Brent Johnson, CEO of Santiago Capital, was recently on CNBC. “Buy gold if you believe in math,” he told viewers. Since he is a friend, I followed up with him on a call.
“Longer term, I think gold goes to $5,000 over a number of years. If they continue to print money at the current rate, I think it could be multiples of that. I see a slow steady rise punctuated with some sharp upward moves.
“When you have something as big as the monetary system itself going through its potential death, you have a lot of volatility. That can work for you to the upside and the downside.”
“I think there were a number of people in gold who did not really understand the metal; gold has been moving up for a number of years, which probably drew more people in and pushed it up higher.
“The debt downgrade of the US in 2011 also pushed it higher. It went up quickly in a short period of time. When that happens, we tend to see a pullback.”
So the current bear market in gold is a result of the fast move up?
“That pullback has been exacerbated by people’s willingness to ignore what is going on. The Fed and Central Banks have convinced the general population that they will make everything okay. As a result, people have had the confidence to put their money into the stock market. That has led to asset inflation in housing and stocks – not so much commodities like gold and silver. This asset inflation is a result of QE.”
Why hasn’t QE led to more inflation?
“I think we have seen inflation. It’s just in places that the public does not recognize as inflation. Today, inflation refers to an increase in prices. We have had asset price inflation – real-estate in big cities, farmland in the Midwest, and stocks.
“This inflation has not been reported in the CPI, but the true asset price inflation is high.
“Another reason why the CPI has stayed low is the way the money system works. When they put the money in the system, it goes to banks’ excess reserves. In my view, the fact that they do not want to lend out that money indicates that they do not believe the counterparties are really worthwhile or that the economy is that strong. They keep that money at the Fed – so they get a guaranteed return.
“We will see inflation go much quicker when the banks actually start putting their money to work. And that’s when we’ll see the real strength of gold as an asset.”
“In the very short term, I think gold has seen the bottom and will continue to come out of it. We can of course revisit the lows. I think we are reaching the limit of where we can pump QE into the system.
“A lot of the fear caused by tapering has been subdued. QE in some form is here to stay. It will go on much longer than previously thought, and we will begin to see people react. Of course, equities can go higher. I am not predicting an imminent crash.

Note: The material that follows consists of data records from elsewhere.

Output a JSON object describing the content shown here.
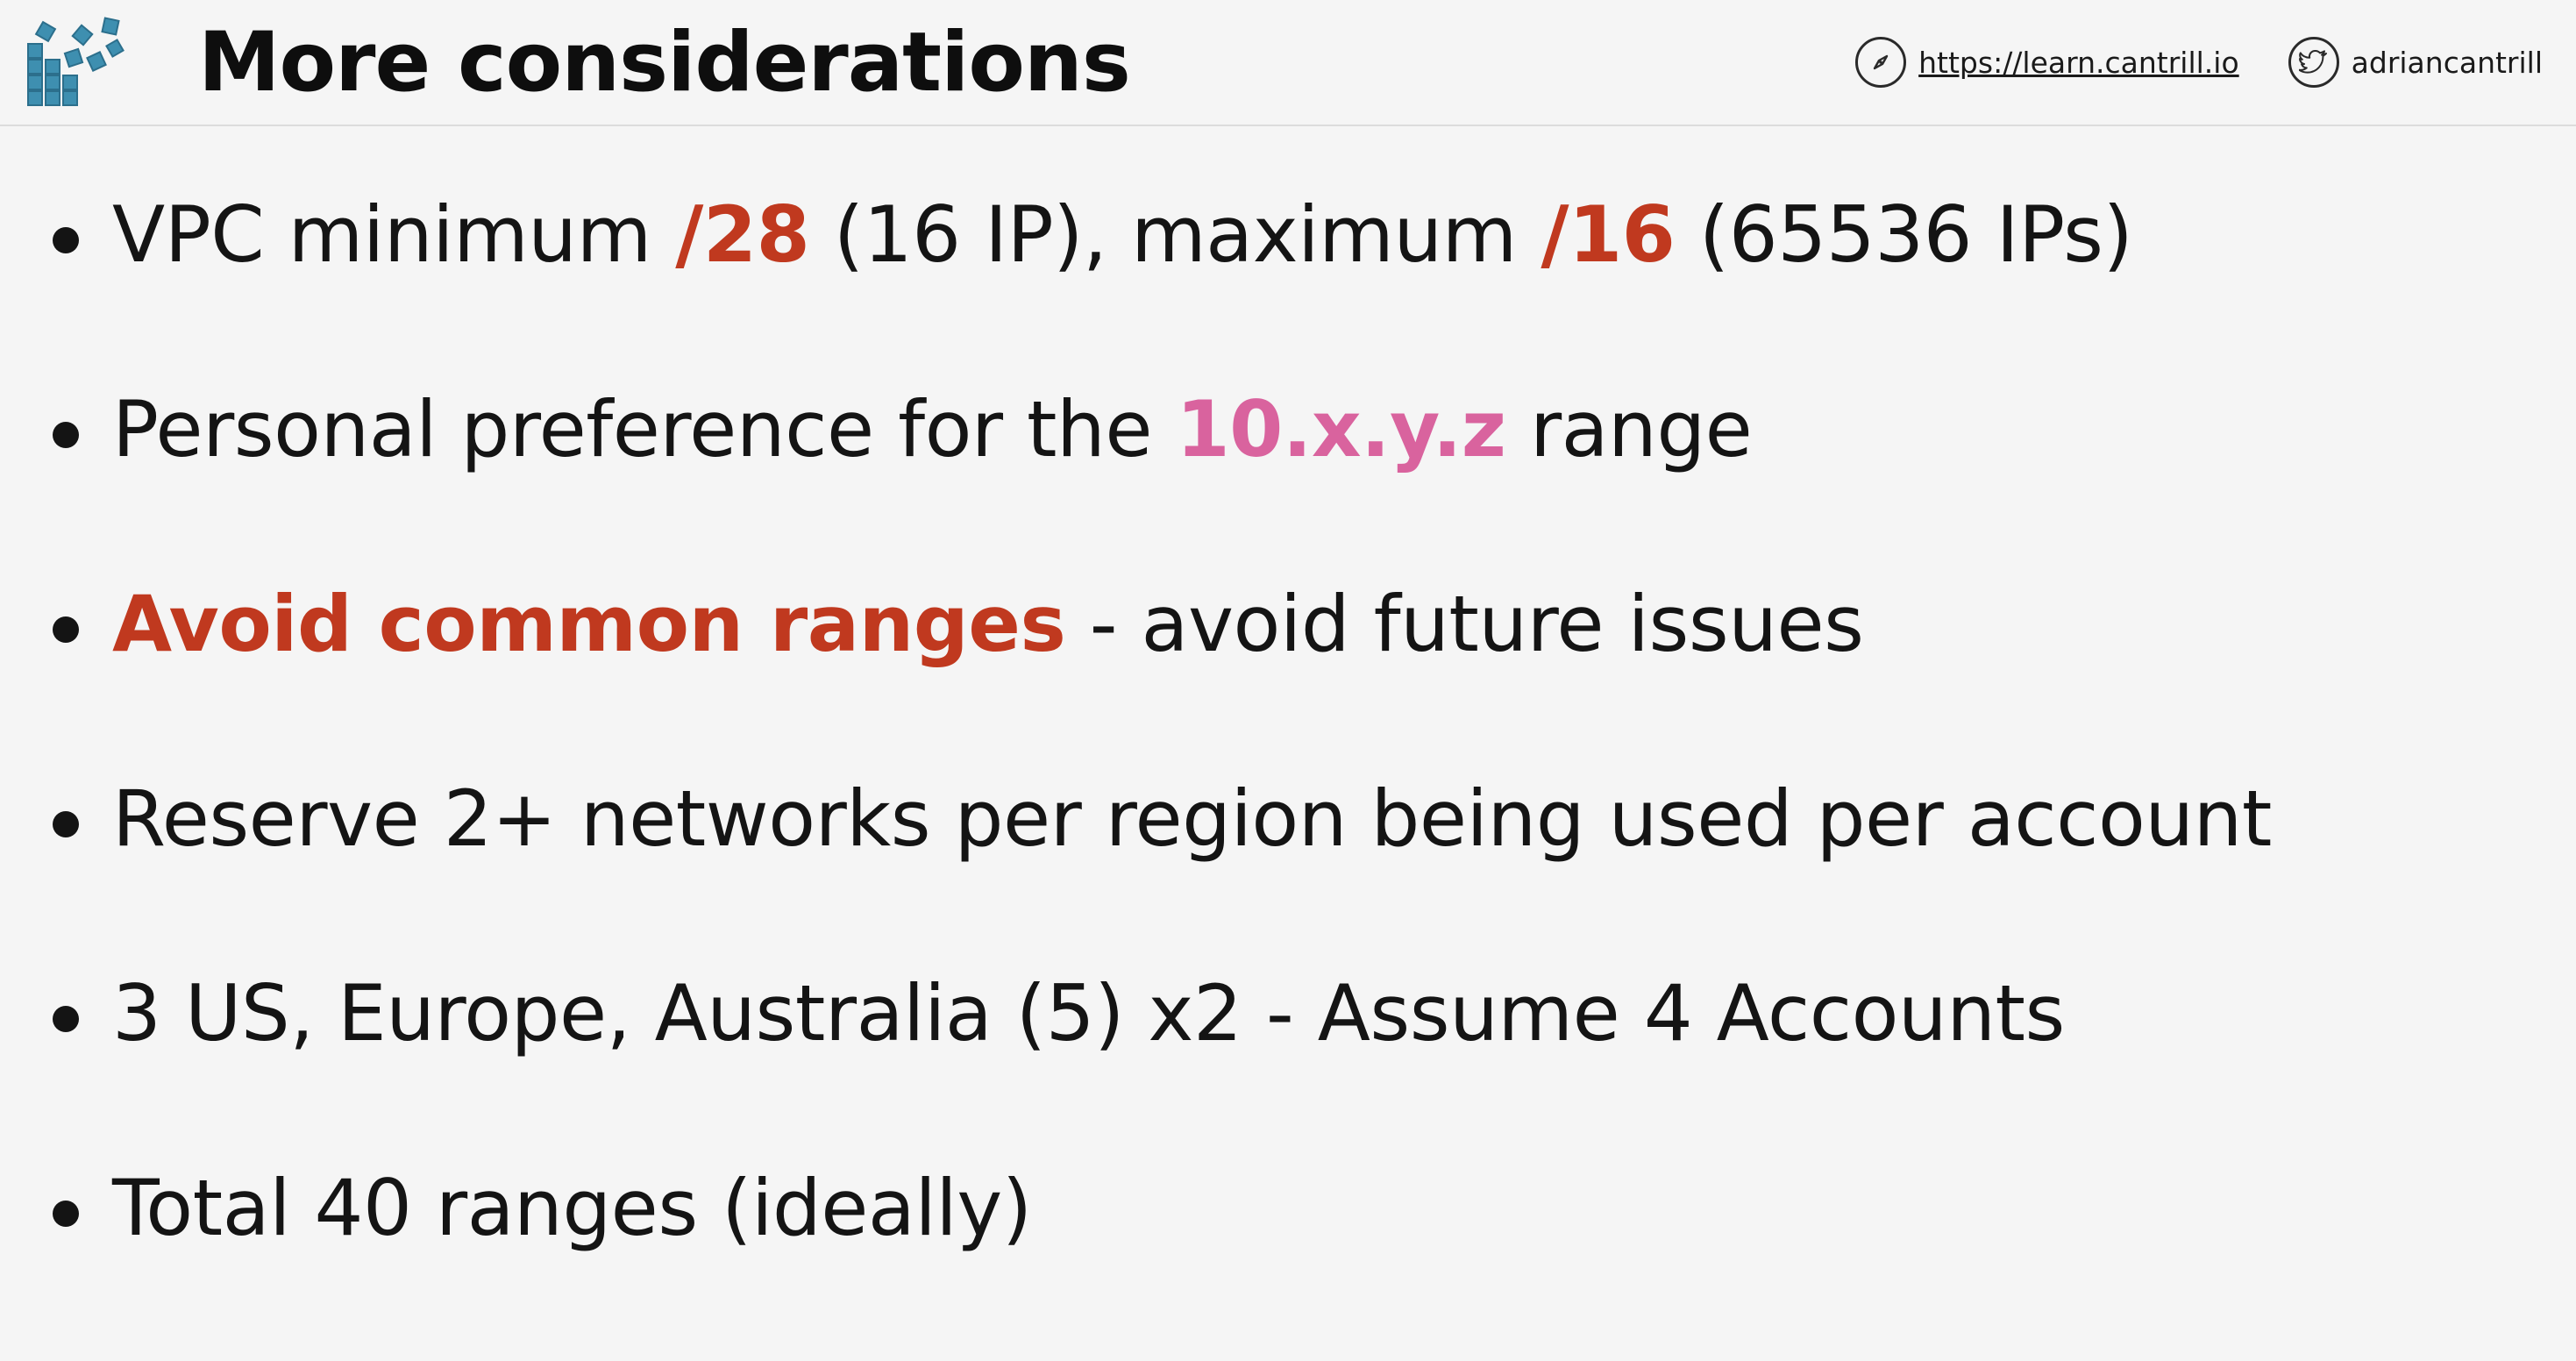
{
  "slide": {
    "title": "More considerations",
    "logo_icon": "cantrill-blocks-logo",
    "colors": {
      "highlight_red": "#c0391f",
      "highlight_pink": "#d9639e",
      "logo_teal": "#3e8fb0"
    }
  },
  "header": {
    "site_icon": "compass-icon",
    "site_url": "https://learn.cantrill.io",
    "twitter_icon": "twitter-bird-icon",
    "twitter_handle": "adriancantrill"
  },
  "bullets": [
    {
      "segments": [
        "VPC minimum ",
        "/28",
        " (16 IP), maximum ",
        "/16",
        " (65536 IPs)"
      ]
    },
    {
      "segments": [
        "Personal preference for the ",
        "10.x.y.z",
        " range"
      ]
    },
    {
      "segments": [
        "Avoid common ranges",
        " - avoid future issues"
      ]
    },
    {
      "segments": [
        "Reserve 2+ networks per region being used per account"
      ]
    },
    {
      "segments": [
        "3 US, Europe, Australia (5) x2 - Assume 4 Accounts"
      ]
    },
    {
      "segments": [
        "Total 40 ranges (ideally)"
      ]
    }
  ]
}
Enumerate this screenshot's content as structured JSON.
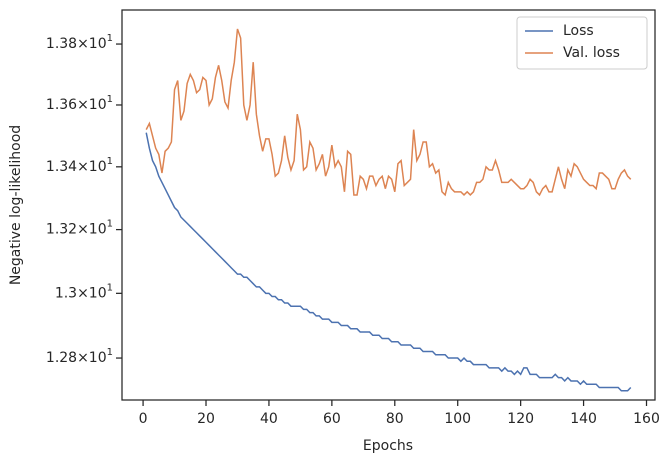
{
  "chart_data": {
    "type": "line",
    "xlabel": "Epochs",
    "ylabel": "Negative log-likelihood",
    "log_y": true,
    "grid": false,
    "legend": "upper right",
    "xlim": [
      -6.7,
      162.7
    ],
    "xticks": [
      0,
      20,
      40,
      60,
      80,
      100,
      120,
      140,
      160
    ],
    "ylim": [
      12.672,
      13.913
    ],
    "yticks": [
      {
        "value": 12.8,
        "label": "1.28×10^1"
      },
      {
        "value": 13.0,
        "label": "1.3×10^1"
      },
      {
        "value": 13.2,
        "label": "1.32×10^1"
      },
      {
        "value": 13.4,
        "label": "1.34×10^1"
      },
      {
        "value": 13.6,
        "label": "1.36×10^1"
      },
      {
        "value": 13.8,
        "label": "1.38×10^1"
      }
    ],
    "x": [
      1,
      2,
      3,
      4,
      5,
      6,
      7,
      8,
      9,
      10,
      11,
      12,
      13,
      14,
      15,
      16,
      17,
      18,
      19,
      20,
      21,
      22,
      23,
      24,
      25,
      26,
      27,
      28,
      29,
      30,
      31,
      32,
      33,
      34,
      35,
      36,
      37,
      38,
      39,
      40,
      41,
      42,
      43,
      44,
      45,
      46,
      47,
      48,
      49,
      50,
      51,
      52,
      53,
      54,
      55,
      56,
      57,
      58,
      59,
      60,
      61,
      62,
      63,
      64,
      65,
      66,
      67,
      68,
      69,
      70,
      71,
      72,
      73,
      74,
      75,
      76,
      77,
      78,
      79,
      80,
      81,
      82,
      83,
      84,
      85,
      86,
      87,
      88,
      89,
      90,
      91,
      92,
      93,
      94,
      95,
      96,
      97,
      98,
      99,
      100,
      101,
      102,
      103,
      104,
      105,
      106,
      107,
      108,
      109,
      110,
      111,
      112,
      113,
      114,
      115,
      116,
      117,
      118,
      119,
      120,
      121,
      122,
      123,
      124,
      125,
      126,
      127,
      128,
      129,
      130,
      131,
      132,
      133,
      134,
      135,
      136,
      137,
      138,
      139,
      140,
      141,
      142,
      143,
      144,
      145,
      146,
      147,
      148,
      149,
      150,
      151,
      152,
      153,
      154,
      155
    ],
    "series": [
      {
        "name": "Loss",
        "color": "#4c72b0",
        "values": [
          13.51,
          13.46,
          13.42,
          13.4,
          13.37,
          13.35,
          13.33,
          13.31,
          13.29,
          13.27,
          13.26,
          13.24,
          13.23,
          13.22,
          13.21,
          13.2,
          13.19,
          13.18,
          13.17,
          13.16,
          13.15,
          13.14,
          13.13,
          13.12,
          13.11,
          13.1,
          13.09,
          13.08,
          13.07,
          13.06,
          13.06,
          13.05,
          13.05,
          13.04,
          13.03,
          13.02,
          13.02,
          13.01,
          13.0,
          13.0,
          12.99,
          12.99,
          12.98,
          12.98,
          12.97,
          12.97,
          12.96,
          12.96,
          12.96,
          12.96,
          12.95,
          12.95,
          12.94,
          12.94,
          12.93,
          12.93,
          12.92,
          12.92,
          12.92,
          12.91,
          12.91,
          12.91,
          12.9,
          12.9,
          12.9,
          12.89,
          12.89,
          12.89,
          12.88,
          12.88,
          12.88,
          12.88,
          12.87,
          12.87,
          12.87,
          12.86,
          12.86,
          12.86,
          12.85,
          12.85,
          12.85,
          12.84,
          12.84,
          12.84,
          12.84,
          12.83,
          12.83,
          12.83,
          12.82,
          12.82,
          12.82,
          12.82,
          12.81,
          12.81,
          12.81,
          12.81,
          12.8,
          12.8,
          12.8,
          12.8,
          12.79,
          12.8,
          12.79,
          12.79,
          12.78,
          12.78,
          12.78,
          12.78,
          12.78,
          12.77,
          12.77,
          12.77,
          12.77,
          12.76,
          12.77,
          12.76,
          12.76,
          12.75,
          12.76,
          12.75,
          12.77,
          12.77,
          12.75,
          12.75,
          12.75,
          12.74,
          12.74,
          12.74,
          12.74,
          12.74,
          12.75,
          12.74,
          12.74,
          12.73,
          12.74,
          12.73,
          12.73,
          12.73,
          12.72,
          12.73,
          12.72,
          12.72,
          12.72,
          12.72,
          12.71,
          12.71,
          12.71,
          12.71,
          12.71,
          12.71,
          12.71,
          12.7,
          12.7,
          12.7,
          12.71
        ]
      },
      {
        "name": "Val. loss",
        "color": "#dd8452",
        "values": [
          13.52,
          13.54,
          13.5,
          13.46,
          13.44,
          13.38,
          13.45,
          13.46,
          13.48,
          13.65,
          13.68,
          13.55,
          13.58,
          13.67,
          13.7,
          13.68,
          13.64,
          13.65,
          13.69,
          13.68,
          13.6,
          13.62,
          13.69,
          13.73,
          13.68,
          13.61,
          13.59,
          13.68,
          13.74,
          13.85,
          13.82,
          13.6,
          13.55,
          13.6,
          13.74,
          13.57,
          13.5,
          13.45,
          13.49,
          13.49,
          13.44,
          13.37,
          13.38,
          13.42,
          13.5,
          13.43,
          13.39,
          13.42,
          13.57,
          13.52,
          13.39,
          13.4,
          13.48,
          13.46,
          13.39,
          13.41,
          13.44,
          13.37,
          13.4,
          13.47,
          13.4,
          13.42,
          13.4,
          13.32,
          13.45,
          13.44,
          13.31,
          13.31,
          13.37,
          13.36,
          13.33,
          13.37,
          13.37,
          13.34,
          13.36,
          13.37,
          13.33,
          13.37,
          13.36,
          13.32,
          13.41,
          13.42,
          13.34,
          13.35,
          13.36,
          13.52,
          13.42,
          13.44,
          13.48,
          13.48,
          13.4,
          13.41,
          13.38,
          13.39,
          13.32,
          13.31,
          13.35,
          13.33,
          13.32,
          13.32,
          13.32,
          13.31,
          13.32,
          13.31,
          13.32,
          13.35,
          13.35,
          13.36,
          13.4,
          13.39,
          13.39,
          13.42,
          13.39,
          13.35,
          13.35,
          13.35,
          13.36,
          13.35,
          13.34,
          13.33,
          13.33,
          13.34,
          13.36,
          13.35,
          13.32,
          13.31,
          13.33,
          13.34,
          13.32,
          13.32,
          13.36,
          13.4,
          13.36,
          13.33,
          13.39,
          13.37,
          13.41,
          13.4,
          13.38,
          13.36,
          13.35,
          13.34,
          13.34,
          13.33,
          13.38,
          13.38,
          13.37,
          13.36,
          13.33,
          13.33,
          13.36,
          13.38,
          13.39,
          13.37,
          13.36
        ]
      }
    ]
  }
}
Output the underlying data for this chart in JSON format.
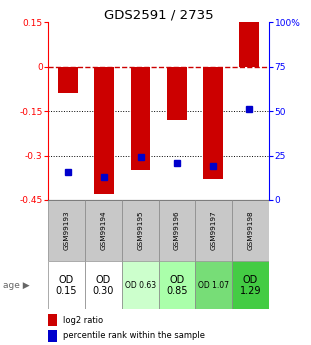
{
  "title": "GDS2591 / 2735",
  "samples": [
    "GSM99193",
    "GSM99194",
    "GSM99195",
    "GSM99196",
    "GSM99197",
    "GSM99198"
  ],
  "log2_ratios": [
    -0.09,
    -0.43,
    -0.35,
    -0.18,
    -0.38,
    0.15
  ],
  "percentile_ranks": [
    16,
    13,
    24,
    21,
    19,
    51
  ],
  "ylim_left": [
    -0.45,
    0.15
  ],
  "ylim_right": [
    0,
    100
  ],
  "bar_color": "#cc0000",
  "dot_color": "#0000cc",
  "age_labels": [
    "OD\n0.15",
    "OD\n0.30",
    "OD 0.63",
    "OD\n0.85",
    "OD 1.07",
    "OD\n1.29"
  ],
  "age_bg_colors": [
    "#ffffff",
    "#ffffff",
    "#ccffcc",
    "#aaffaa",
    "#77dd77",
    "#44cc44"
  ],
  "legend_red": "log2 ratio",
  "legend_blue": "percentile rank within the sample"
}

“Eventually, there will be another 2008-style crash. I do not believe that printing money works. You have to pay the piper. We will hit the problems of 2008 again. There will be a crisis in bonds and currency. We will see the true power of gold then.
“The reason is the way the monetary system is designed. It has a design flaw: there is no reverse gear. It is designed to get bigger. If it gets smaller, it crashes. So it is an inherently inflationary system. And when something grows every year – or almost every year – it eventually goes exponential. We are approaching that exponential point now. When this happens, the system gets bigger and the pace at which it gets bigger increases. At that point, the system will either go straight up and cause massive inflation or crash the monetary system. Under either scenario — extremely high inflation, or a crash of the monetary system – I want to own gold.”
“Do not sell all your assets to buy gold. You can have gold and equities. Have land and real-estate, and maybe artwork too. Just own some gold as well,” Brent believes.